The Employment Agreement provides for a three-year term, subject to annual renewals, unless either party provides written notice of non-renewal at least 90 days prior to the expiration of the initial term or any renewal term. Mr. Isaac's annual base compensation is $600,000. Mr. Isaac is also eligible for an annual bonus in the sole and absolute discretion of our Compensation Committee. In addition, we issued to Mr. Isaac five million shares of our common stock, the periodic releases of which are determined by the price of our common stock (the "Stock Award"). In the event that Mr. Isaac's employment with us terminates because he elects not to renew the Employment Agreement, terminates for good reason, or we terminate him without cause (as those concepts are more fully described in the Employment Agreement), we shall pay to Mr. Isaac (i) any accrued but unpaid base salary and accrued but unused vacation, (ii) any unpaid annual bonus, if awarded by our Compensation Committee, (iii) any unreimbursed business expenses, and (iv) any other employee benefits to which he may be entitled under our employee benefit plan. Further, in those circumstances and upon Mr. Isaac executing a release in our favor, we shall also pay him an amount equal to the sum of his base salary and potential annual bonus for that termination year and all of Mr. Isaac's equity or other awards shall then vest.
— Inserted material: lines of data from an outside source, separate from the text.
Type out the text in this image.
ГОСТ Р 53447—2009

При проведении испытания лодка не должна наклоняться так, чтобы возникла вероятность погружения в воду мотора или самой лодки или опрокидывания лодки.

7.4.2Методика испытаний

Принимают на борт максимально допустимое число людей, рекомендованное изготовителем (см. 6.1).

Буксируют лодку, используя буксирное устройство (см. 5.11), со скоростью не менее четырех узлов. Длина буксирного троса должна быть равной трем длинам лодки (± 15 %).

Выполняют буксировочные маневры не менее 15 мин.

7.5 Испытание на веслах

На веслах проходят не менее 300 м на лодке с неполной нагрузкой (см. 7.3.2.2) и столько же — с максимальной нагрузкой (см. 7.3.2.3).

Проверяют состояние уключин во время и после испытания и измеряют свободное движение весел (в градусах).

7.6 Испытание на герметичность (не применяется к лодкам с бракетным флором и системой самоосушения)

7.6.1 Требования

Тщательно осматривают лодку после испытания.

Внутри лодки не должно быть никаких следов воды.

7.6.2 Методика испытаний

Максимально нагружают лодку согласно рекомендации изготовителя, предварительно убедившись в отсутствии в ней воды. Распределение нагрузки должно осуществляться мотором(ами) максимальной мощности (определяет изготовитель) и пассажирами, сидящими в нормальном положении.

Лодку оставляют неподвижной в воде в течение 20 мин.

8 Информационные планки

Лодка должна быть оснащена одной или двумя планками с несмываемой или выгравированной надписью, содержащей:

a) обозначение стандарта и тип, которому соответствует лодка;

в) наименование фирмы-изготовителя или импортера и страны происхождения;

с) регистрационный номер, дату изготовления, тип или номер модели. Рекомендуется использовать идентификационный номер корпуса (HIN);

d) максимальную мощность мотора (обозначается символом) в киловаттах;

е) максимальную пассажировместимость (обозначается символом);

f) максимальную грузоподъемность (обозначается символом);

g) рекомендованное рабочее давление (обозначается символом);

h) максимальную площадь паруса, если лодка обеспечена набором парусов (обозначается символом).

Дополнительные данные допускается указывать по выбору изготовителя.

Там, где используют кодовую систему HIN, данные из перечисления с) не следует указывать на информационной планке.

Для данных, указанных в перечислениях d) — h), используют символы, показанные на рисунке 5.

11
Upon a termination of the Employment Agreement in connection with a change of control of the Company (as described in our 2024 Equity Incentive Plan), we shall pay Mr. Isaac (i) an amount equal to three times the sum of his base salary and potential annual bonus amount for the year in which the termination event occurs (or, if greater, the year immediately preceding the year in which the change of control occurs) and (ii) an amount equal to his potential annual bonus for the year in which the termination event occurs (or, if greater, the year in which the change of control occurs). Finally, upon such termination, all restrictions in respect of the Stock Award shall be released.
Section 3 - Securities and Trading Markets
Item 3.02 Unregistered Sales of Equity Securities.
The information disclosed in Item 5.02 of this Current Report on Form 8-K in respect of issuance of shares of our common stock is incorporated herein by reference.